Tuesday, November 30, 2010

i fear my growing ambition.
i fear this.. burning desire for a status, a recognised position and name. i'm intimidated by society's expectations. i fear the influence, the aggravating nudge behind my back that's pushing me somewhere, but i wonder if getting there will make me forget who i am. i'm forced to make a choice between what i really want, and what would make me appear impressive in this competitive community, and the problem is, i'm not sure which is which. part of me may be following the crowd, because it'd rather die than be left behind. but another part of me asks why none of this feels right yet. why there's no lightbulb that lights up and tells me - this is it! this is what you like apple! why there's no passion. there is interest, but what if it was formed methodologically? i want to be given more time, and more choices. i don't want to have to wake up in the morning and think, i have to do well, simply because i have to. there is something wrong with all of this, but i don't have the time or the energy to stop to correct it, or to find another option. every day is just spent on catching up, holding on, running after. every day is blending into the next. in these three months i have done more than i've ever in my 19 years, but here, what i've done is far from enough.

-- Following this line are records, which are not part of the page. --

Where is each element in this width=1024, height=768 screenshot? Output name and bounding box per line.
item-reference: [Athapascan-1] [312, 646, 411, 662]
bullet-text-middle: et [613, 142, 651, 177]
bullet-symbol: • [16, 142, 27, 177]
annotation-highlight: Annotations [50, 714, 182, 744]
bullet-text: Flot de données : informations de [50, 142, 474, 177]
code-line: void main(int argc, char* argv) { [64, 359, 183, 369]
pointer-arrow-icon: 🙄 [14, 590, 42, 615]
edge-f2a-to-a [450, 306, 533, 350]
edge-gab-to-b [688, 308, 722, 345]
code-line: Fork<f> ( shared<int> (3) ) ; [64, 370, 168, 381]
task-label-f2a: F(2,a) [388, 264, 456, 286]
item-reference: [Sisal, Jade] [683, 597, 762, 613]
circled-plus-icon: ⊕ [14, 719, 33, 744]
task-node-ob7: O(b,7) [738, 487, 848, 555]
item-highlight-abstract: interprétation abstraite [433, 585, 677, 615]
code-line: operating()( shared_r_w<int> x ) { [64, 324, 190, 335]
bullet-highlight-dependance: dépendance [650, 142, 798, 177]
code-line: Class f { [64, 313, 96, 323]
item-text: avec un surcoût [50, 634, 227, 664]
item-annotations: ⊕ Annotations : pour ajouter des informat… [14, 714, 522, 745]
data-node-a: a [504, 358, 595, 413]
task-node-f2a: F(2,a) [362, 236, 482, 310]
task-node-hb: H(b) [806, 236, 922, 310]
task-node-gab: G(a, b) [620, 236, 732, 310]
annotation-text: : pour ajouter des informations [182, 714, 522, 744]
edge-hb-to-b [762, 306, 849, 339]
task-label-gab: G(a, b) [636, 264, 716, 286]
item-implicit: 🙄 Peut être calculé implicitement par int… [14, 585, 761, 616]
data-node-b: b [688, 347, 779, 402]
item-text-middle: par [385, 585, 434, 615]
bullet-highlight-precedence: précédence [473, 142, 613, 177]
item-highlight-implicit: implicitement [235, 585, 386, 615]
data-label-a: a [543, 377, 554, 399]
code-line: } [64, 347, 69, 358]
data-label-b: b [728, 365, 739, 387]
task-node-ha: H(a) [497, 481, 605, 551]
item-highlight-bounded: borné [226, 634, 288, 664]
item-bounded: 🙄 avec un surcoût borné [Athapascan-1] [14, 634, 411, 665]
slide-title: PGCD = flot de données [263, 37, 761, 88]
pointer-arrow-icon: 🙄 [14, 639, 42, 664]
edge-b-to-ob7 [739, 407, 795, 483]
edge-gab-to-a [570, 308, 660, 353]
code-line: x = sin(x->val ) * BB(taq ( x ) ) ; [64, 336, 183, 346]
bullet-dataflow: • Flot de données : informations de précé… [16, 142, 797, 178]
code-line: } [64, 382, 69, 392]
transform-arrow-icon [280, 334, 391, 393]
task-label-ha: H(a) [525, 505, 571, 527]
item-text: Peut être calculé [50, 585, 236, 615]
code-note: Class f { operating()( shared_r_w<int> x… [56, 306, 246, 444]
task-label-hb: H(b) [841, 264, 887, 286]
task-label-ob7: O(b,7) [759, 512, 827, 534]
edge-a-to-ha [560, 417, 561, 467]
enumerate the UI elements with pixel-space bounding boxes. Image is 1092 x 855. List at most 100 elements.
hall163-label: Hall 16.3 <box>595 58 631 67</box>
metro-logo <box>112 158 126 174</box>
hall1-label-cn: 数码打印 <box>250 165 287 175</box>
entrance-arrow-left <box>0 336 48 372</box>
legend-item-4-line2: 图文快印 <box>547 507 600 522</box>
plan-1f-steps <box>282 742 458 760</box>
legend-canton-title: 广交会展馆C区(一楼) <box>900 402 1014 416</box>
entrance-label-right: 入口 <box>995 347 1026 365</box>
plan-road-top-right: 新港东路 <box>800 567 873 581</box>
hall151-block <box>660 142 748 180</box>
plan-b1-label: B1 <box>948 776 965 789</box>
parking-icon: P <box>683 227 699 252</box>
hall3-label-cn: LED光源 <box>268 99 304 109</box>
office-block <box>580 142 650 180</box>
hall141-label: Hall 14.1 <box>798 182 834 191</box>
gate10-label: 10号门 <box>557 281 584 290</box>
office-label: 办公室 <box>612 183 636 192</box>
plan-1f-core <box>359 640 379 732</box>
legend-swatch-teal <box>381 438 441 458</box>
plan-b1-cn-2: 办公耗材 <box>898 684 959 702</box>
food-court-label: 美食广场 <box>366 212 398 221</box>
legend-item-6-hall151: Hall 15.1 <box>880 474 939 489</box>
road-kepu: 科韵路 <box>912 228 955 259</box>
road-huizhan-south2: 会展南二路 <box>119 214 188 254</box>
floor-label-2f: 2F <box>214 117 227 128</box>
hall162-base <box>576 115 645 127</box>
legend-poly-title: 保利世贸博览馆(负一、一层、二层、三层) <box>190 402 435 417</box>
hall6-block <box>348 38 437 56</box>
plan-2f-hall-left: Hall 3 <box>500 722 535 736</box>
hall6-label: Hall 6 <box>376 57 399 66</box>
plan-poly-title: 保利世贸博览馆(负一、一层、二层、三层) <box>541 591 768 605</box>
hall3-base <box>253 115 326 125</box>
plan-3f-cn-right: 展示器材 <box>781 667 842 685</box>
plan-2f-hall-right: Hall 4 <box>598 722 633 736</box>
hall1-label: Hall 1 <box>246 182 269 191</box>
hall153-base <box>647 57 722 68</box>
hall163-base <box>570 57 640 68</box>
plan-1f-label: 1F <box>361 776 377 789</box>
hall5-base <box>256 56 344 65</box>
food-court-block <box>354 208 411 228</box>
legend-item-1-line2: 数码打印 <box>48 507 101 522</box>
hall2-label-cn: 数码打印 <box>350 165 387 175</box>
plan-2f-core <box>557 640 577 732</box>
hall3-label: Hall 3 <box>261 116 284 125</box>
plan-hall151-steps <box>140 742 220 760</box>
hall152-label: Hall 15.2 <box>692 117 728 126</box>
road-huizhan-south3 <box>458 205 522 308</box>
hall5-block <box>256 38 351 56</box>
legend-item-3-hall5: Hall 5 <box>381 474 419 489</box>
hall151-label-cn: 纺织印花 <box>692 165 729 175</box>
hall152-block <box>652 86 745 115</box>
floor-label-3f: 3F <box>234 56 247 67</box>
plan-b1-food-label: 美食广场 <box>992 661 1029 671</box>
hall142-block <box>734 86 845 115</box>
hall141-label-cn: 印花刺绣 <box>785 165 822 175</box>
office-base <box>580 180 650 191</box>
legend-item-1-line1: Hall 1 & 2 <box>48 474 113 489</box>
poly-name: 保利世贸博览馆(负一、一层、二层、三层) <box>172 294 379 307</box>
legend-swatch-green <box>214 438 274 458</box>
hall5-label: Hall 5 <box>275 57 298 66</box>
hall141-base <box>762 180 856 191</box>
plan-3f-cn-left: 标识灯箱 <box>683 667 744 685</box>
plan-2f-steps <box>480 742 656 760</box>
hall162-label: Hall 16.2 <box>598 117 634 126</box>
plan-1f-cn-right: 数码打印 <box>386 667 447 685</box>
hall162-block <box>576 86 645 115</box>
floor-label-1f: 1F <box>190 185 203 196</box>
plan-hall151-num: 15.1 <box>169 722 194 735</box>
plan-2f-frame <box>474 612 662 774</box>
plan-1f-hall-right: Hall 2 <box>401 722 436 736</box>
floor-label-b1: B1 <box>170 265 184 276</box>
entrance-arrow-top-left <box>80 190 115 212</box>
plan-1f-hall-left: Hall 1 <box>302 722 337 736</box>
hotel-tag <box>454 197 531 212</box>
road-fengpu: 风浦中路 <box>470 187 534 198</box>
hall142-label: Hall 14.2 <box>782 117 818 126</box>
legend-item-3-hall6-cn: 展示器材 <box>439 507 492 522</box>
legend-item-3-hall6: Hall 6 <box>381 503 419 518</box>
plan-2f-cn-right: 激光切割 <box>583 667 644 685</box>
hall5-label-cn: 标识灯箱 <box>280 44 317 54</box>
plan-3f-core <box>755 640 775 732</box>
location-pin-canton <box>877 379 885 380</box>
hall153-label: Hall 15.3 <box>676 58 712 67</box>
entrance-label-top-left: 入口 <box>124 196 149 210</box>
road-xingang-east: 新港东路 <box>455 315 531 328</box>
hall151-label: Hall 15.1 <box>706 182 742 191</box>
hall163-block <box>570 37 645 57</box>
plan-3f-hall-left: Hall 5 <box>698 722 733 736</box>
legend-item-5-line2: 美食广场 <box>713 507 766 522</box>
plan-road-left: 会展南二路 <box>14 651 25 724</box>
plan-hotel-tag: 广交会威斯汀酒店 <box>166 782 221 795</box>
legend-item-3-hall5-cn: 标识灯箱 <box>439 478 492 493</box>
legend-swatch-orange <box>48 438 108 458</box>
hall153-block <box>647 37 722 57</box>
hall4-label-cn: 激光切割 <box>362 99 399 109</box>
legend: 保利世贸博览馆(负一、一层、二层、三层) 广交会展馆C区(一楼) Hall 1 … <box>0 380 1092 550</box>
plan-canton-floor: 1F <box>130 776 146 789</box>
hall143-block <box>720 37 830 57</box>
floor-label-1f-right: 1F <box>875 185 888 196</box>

15 days. i'm doing what i can, but i know i can do a lot better. i want so, so badly to do better. so what is holding me back? what's hindering me from excelling? why, do i let myself be average when i know that working harder could bring better results? no i'm not okay with settling with average. i'm not okay with giving up now. i put myself to a challenge, and i am my biggest enemy. there is something wrong with me, something missing. something misplaced, or misused. now's the time to identify and correct it.